In 1978, Ian is working at a government employment office when he meets up with some local fellows and becomes the lead singer and lyricist for their new band. The ironic-sounding name of Joy Division is chosen, and their energetically gloomy songs gain the attention of British music impresario Tony Wilson (Craig Parkinson), who signs them to his label.

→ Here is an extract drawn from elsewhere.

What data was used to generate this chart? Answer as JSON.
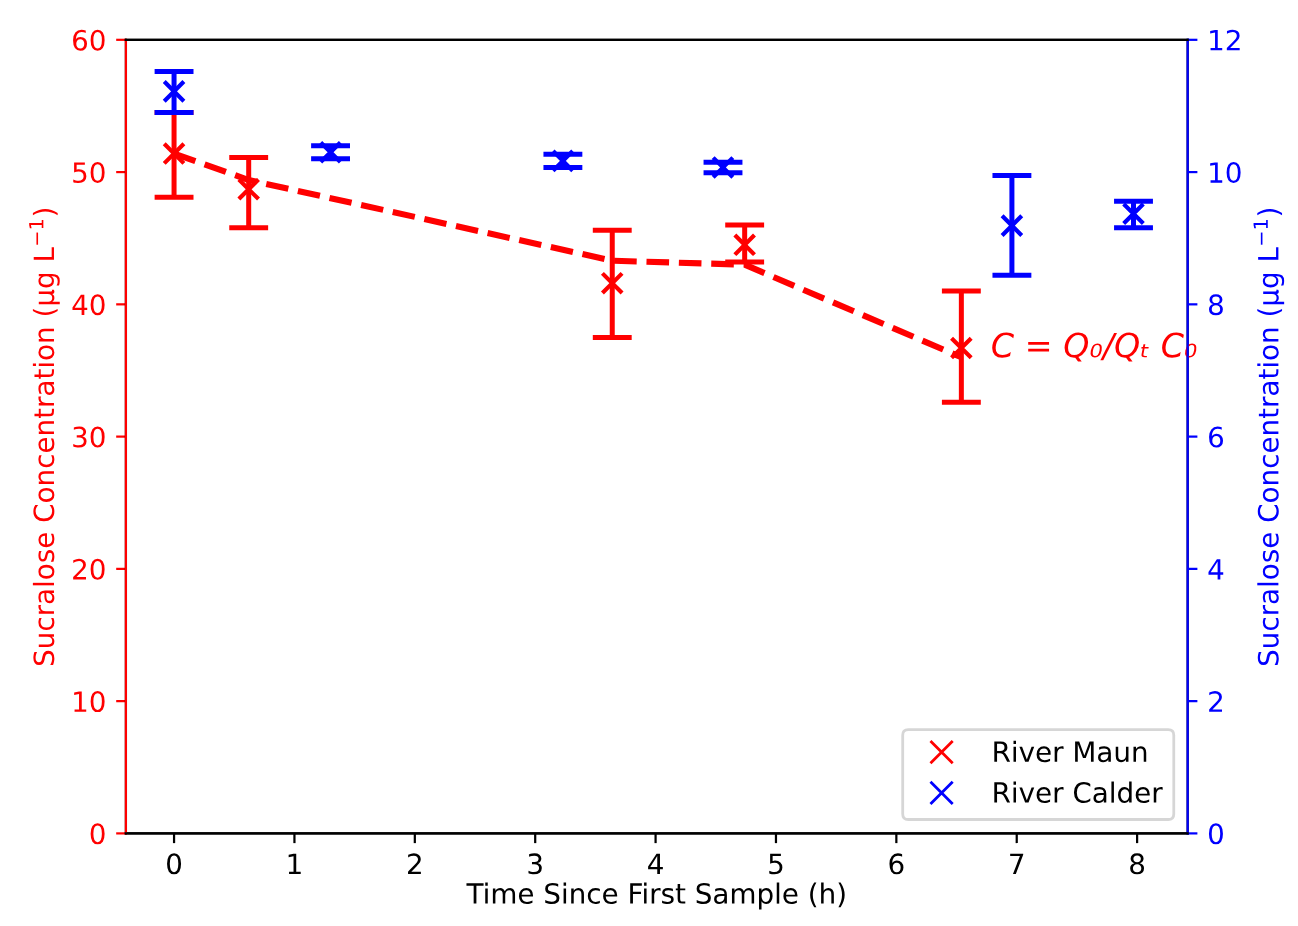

Those of you who know your pop-music history know that Ian’s story doesn’t end well. But even if you weren’t aware of the particulars, “Control” leaves no doubt that there will not be a sunny Hollywood ending. I don’t think Ian ever smiles in the film. He is plagued with epilepsy and undiagnosed depression, not to mention a wife he doesn’t particularly love. When he meets a Belgian journalist named Annik (Alexandra Maria Lara) and commences an affair with her, we get scenes of them talking and getting to know one another — things that were notably absent from his early relationship with Debbie.

It’s worth mentioning that this is not a story about a Joy Division, but about Ian Curtis specifically. The other three band members — Peter Hook, Stephen Morris, and Bernard Sumner — aren’t even identified by name, at least not enough to register as real characters.

This is Ian’s tale, full of sadness and sorrow, yet not oppressively dour. Nor is it whiny, the way you might expect a story about a 20-year-old poet-martyr to be. When Ian says, “Even the people who love me hate me,” you believe Sam Riley’s sincerity as an actor, as well as Ian’s genuine depression. He’s not just some needy kid looking for pity and attention. Where many biopic actors simply dress like the subject and re-enact his or her life, Riley truly conveys Ian’s heart and soul.

Anton Corbijn, primarily a music-video director, has given “Control” a low-key, do-it-yourself feel that matches Joy Division’s under-produced sound and Ian’s raw, unpolished poetry. With its focus on drab details and a protagonist seemingly incapable of being happy, the movie is an example of the “kitchen sink realism” that was once a major part of English films and art. In short, it seems like the kind of film Ian Curtis would have watched.

B (2 hrs., 1 min.; R, a lot of harsh profanity, brief sexuality.)